Consider the benefits of utilising software solutions
This generation is more tech-savvy than their millennial predecessors, so take advantage of this to enhance productivity. Older generations are reluctant to change and don’t want to switch to electronic systems; administrative work hinders employees' ability to focus their attention on residents, but certain software solution systems have the ability to strip out old paper-based processes. Adopting and implementing cloud-based solutions and other forms of technology to enhance productivity, encourage employee well-being and increase productivity is definitely something to consider.
Care management software solutions can help to reduce the pressure on employees by assisting with budgeting, day-to-day care planning, new client assessments, electronic care planning and record keeping.
Additionally, adopting an online HR management system will provide your employees with access to essential information they need, as well as the ability to request and amend records - a valuable perk that makes a huge difference to productivity.
Whether it’s requesting annual leave, swapping shifts with colleagues or recording absences, online systems will allow for enhanced efficiency. Gen Zs desire the flexibility to structure work around their lives and have the ability to take time off for a family emergency without having to go through a tedious process.

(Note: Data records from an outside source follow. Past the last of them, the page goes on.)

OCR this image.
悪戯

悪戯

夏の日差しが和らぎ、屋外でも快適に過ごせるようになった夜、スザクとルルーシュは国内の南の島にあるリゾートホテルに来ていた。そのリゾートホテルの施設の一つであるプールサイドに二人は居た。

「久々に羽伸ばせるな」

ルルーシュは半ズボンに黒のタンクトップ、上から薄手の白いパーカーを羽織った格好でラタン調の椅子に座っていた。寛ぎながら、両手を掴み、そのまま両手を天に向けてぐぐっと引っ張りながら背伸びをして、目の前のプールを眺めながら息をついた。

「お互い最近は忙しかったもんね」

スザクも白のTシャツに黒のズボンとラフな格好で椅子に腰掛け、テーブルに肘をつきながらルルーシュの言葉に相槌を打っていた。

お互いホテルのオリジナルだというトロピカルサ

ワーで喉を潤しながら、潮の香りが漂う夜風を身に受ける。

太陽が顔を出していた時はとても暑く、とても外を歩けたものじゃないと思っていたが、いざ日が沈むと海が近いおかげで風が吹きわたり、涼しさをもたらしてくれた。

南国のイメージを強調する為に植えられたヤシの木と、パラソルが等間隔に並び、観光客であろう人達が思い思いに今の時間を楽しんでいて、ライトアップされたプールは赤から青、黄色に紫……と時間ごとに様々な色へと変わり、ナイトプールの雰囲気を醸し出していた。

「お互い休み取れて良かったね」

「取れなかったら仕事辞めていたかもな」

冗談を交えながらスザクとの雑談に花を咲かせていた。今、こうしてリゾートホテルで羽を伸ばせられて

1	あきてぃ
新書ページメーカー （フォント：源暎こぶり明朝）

The staff shortages aren’t just related to direct care roles, which make up 76% of jobs within adult social care, there are many vacancies within managerial roles such as line managers and supervisors, as well as care and ancillary staff - within both local authorities and the independent sector. This reality means that staff shortages are causing an impact on patient care and is a problem that needs to be solved sooner rather than later.
Repositioning the care industry and the various different roles as a valued, rewarding career option amongst Gen Zs is one step towards solving the staff shortage in the care industry.